La sentenza della Corte di Cassazione n. 6297/2022 non lascia spazio a dubbi: il rapporto di lavoro di tutti i dipendenti ATAC deve essere regolato dal RD 148/31 e dal CCNL Autoferrotranvieri. L’applicazione dell’Allegato A (27/11/2000) è stata illegittima e deve essere corretta.

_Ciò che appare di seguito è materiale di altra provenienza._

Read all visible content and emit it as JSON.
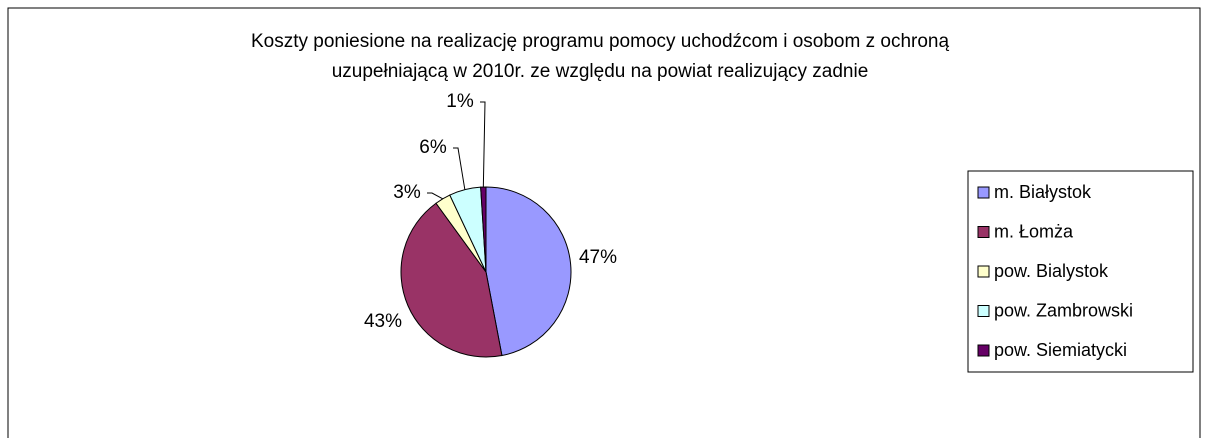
{
  "chart_data": {
    "type": "pie",
    "title": [
      "Koszty poniesione na realizację programu pomocy uchodźcom i osobom z ochroną",
      "uzupełniającą w 2010r. ze względu na powiat realizujący zadnie"
    ],
    "categories": [
      "m. Białystok",
      "m. Łomża",
      "pow. Bialystok",
      "pow. Zambrowski",
      "pow. Siemiatycki"
    ],
    "values": [
      47,
      43,
      3,
      6,
      1
    ],
    "value_labels": [
      "47%",
      "43%",
      "3%",
      "6%",
      "1%"
    ],
    "colors": [
      "#9999ff",
      "#993366",
      "#ffffcc",
      "#ccffff",
      "#660066"
    ],
    "legend": "right"
  }
}
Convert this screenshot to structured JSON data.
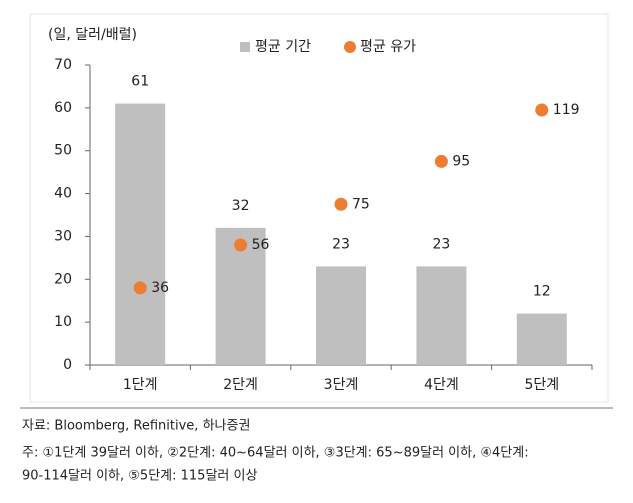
{
  "chart_data": {
    "type": "bar",
    "title": "(일, 달러/배럴)",
    "categories": [
      "1단계",
      "2단계",
      "3단계",
      "4단계",
      "5단계"
    ],
    "series": [
      {
        "name": "평균 기간",
        "color": "#bfbfbf",
        "values": [
          61,
          32,
          23,
          23,
          12
        ]
      },
      {
        "name": "평균 유가",
        "color": "#ed7d31",
        "values": [
          36,
          56,
          75,
          95,
          119
        ],
        "axis": "y2"
      }
    ],
    "ylim": [
      0,
      70
    ],
    "yticks": [
      0,
      10,
      20,
      30,
      40,
      50,
      60,
      70
    ],
    "y2lim": [
      0,
      140
    ],
    "grid": false,
    "source": "자료: Bloomberg, Refinitive, 하나증권",
    "note": [
      "주: ①1단계 39달러 이하, ②2단계: 40~64달러 이하, ③3단계: 65~89달러 이하, ④4단계:",
      "90-114달러 이하, ⑤5단계: 115달러 이상"
    ]
  }
}
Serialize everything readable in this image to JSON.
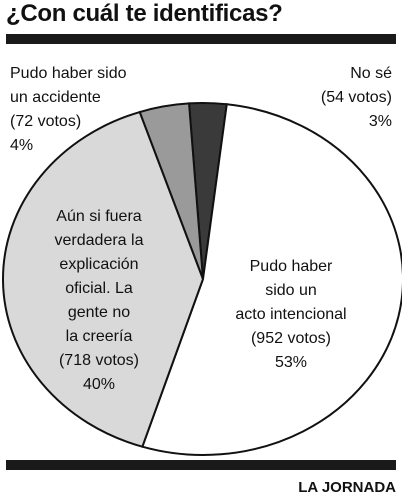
{
  "title": "¿Con cuál te identificas?",
  "credit": "LA JORNADA",
  "chart_data": {
    "type": "pie",
    "title": "¿Con cuál te identificas?",
    "slices": [
      {
        "key": "intencional",
        "lines": [
          "Pudo haber",
          "sido un",
          "acto intencional",
          "(952 votos)",
          "53%"
        ],
        "votes": 952,
        "percent": 53,
        "color": "#ffffff"
      },
      {
        "key": "no_creeria",
        "lines": [
          "Aún si fuera",
          "verdadera la",
          "explicación",
          "oficial. La",
          "gente no",
          "la creería",
          "(718 votos)",
          "40%"
        ],
        "votes": 718,
        "percent": 40,
        "color": "#d9d9d9"
      },
      {
        "key": "accidente",
        "lines": [
          "Pudo haber sido",
          "un accidente",
          "(72 votos)",
          "4%"
        ],
        "votes": 72,
        "percent": 4,
        "color": "#9a9a9a"
      },
      {
        "key": "no_se",
        "lines": [
          "No sé",
          "(54 votos)",
          "3%"
        ],
        "votes": 54,
        "percent": 3,
        "color": "#3a3a3a"
      }
    ]
  }
}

Un diritto per ogni lavoratore

Non si tratta di una questione che riguarda solo pochi soggetti, ma di interi settori aziendali. In base a quanto stabilito:

  • Ogni Lavoratore ha il diritto di richiedere un trattamento economico più elevato.
  • Devono essere ripristinate tutte le tutele normative previste dal contratto nazionale, superando le penalizzazioni dell’Allegato A.

La questione dell’”Erga Omnes”

Un punto fondamentale riguarda l’applicabilità degli accordi. Secondo la disciplina vigente, gli accordi si applicano erga omnes (ovvero a tutti i lavoratori), indipendentemente dall’iscrizione a un sindacato.

Esiste però un’eccezione cruciale: gli accordi non vincolano chi aderisce a una sigla sindacale che ha esplicitamente dissentito dalla firma degli stessi. Questo è il motivo per cui la scelta del sindacato a cui affidarsi è determinante per la tutela dei propri diritti.

La diffida di Unione Trasporti – SNAUT

La nostra posizione è netta. Diffidiamo ufficialmente ATAC SpA e le altre organizzazioni sindacali dal proseguire sulla strada di accordi che vadano contro l’interesse dei Lavoratori o che tentino di bypassare quanto stabilito dalla Cassazione.

Il nostro obiettivo è chiaro: fermare qualsiasi eventuale intesa dannosa e garantire che ogni dipendente riceva quanto gli spetta di diritto.